There are myriad disappointments with the novel. First, it reads like a barely fleshed out screenplay (which it is). The anticipated detailed examination of concepts like Lecter’s Memory Palace are almost totally absent. Environments that should be richly described like rural France, Lithuania and Paris are glossed over. Even the killings are quickly described and we are given little time to build any fear or anticipation for anything that occurs. The book is half the length is should be.

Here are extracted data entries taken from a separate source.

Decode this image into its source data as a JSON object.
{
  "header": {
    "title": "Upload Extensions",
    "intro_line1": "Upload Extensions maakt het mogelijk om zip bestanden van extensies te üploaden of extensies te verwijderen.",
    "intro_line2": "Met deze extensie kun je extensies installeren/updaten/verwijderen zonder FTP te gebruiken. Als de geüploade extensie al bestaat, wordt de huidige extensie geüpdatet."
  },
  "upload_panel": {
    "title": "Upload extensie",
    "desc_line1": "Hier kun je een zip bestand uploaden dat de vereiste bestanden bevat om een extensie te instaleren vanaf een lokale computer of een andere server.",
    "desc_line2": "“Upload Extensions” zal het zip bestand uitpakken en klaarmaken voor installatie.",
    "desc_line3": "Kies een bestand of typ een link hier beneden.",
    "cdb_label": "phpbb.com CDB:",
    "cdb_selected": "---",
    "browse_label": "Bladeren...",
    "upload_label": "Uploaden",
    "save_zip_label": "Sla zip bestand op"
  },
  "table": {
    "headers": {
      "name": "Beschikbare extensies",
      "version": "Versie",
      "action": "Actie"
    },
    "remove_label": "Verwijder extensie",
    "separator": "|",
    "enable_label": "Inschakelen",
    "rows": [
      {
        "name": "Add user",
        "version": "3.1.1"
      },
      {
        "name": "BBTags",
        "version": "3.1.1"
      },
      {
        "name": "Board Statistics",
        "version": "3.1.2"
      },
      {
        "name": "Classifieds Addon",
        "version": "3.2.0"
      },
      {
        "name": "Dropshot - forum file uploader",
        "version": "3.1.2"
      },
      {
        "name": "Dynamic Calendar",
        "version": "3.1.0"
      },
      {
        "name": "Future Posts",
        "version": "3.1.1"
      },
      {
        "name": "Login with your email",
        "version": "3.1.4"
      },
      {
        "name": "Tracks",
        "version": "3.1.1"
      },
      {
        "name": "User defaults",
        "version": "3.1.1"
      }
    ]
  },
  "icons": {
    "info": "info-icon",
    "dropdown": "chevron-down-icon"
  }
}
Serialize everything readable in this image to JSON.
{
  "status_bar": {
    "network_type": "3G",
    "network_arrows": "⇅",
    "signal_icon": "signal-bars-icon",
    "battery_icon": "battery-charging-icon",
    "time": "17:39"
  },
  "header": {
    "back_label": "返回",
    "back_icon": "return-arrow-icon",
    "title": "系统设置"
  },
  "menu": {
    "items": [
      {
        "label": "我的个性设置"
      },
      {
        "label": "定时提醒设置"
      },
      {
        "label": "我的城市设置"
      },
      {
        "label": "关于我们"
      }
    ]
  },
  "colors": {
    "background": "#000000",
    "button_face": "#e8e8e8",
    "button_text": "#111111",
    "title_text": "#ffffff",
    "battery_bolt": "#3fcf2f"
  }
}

Likewise we never really see into Lecter at all. We never see where he becomes so detached to human life, nor where he develops his taste for human flesh. Cannibalism is part of his trauma in the woods but, again, there is no time for it to build or for us to really see it’s effect on him. Most serial killers begin with animals and pets… Lecter goes right into humans with no motivation or explanation. I can’t tell at the end of the book where he went from point A., the caring older brother and bright young child to point B., the vicious but detached serial killer. The story, meant to tell us all about Hannibal Lecter, lends little insight into Lecter at all.

The worst part is the selling out and turning of Lecter into a hero. He kills no one in the book that is not a war criminal deserving of death. He kills to avenge his sister or an insult to his Uncle’s wife. Nothing is here to suggest he would continue to kill once his vengeance is fulfilled. In short, there is no origin of Hannibal Lecter here. This is Batman with a knife, not the man who would kill patients who did not wrong him and eat them. There is nothing to help us understand why he kills or why he would continue to after all his enemies are dead. The Hannibal who rides off at the end of the book is not the one we know from Red Dragon and the next few books. He doesn’t even have the six fingers on one hand that was part of his character in the books but was ignored in the films… Not a major point but telling that Harris catered to Hollywood and the box office here and not to anyone who followed his pages instead of the films adapted from them.

Disappointing. I hope the movie is better.

Comments

  1. opsman says:

    Not to mention that Hannibal Rising words-per-page makes Thomas look lazy.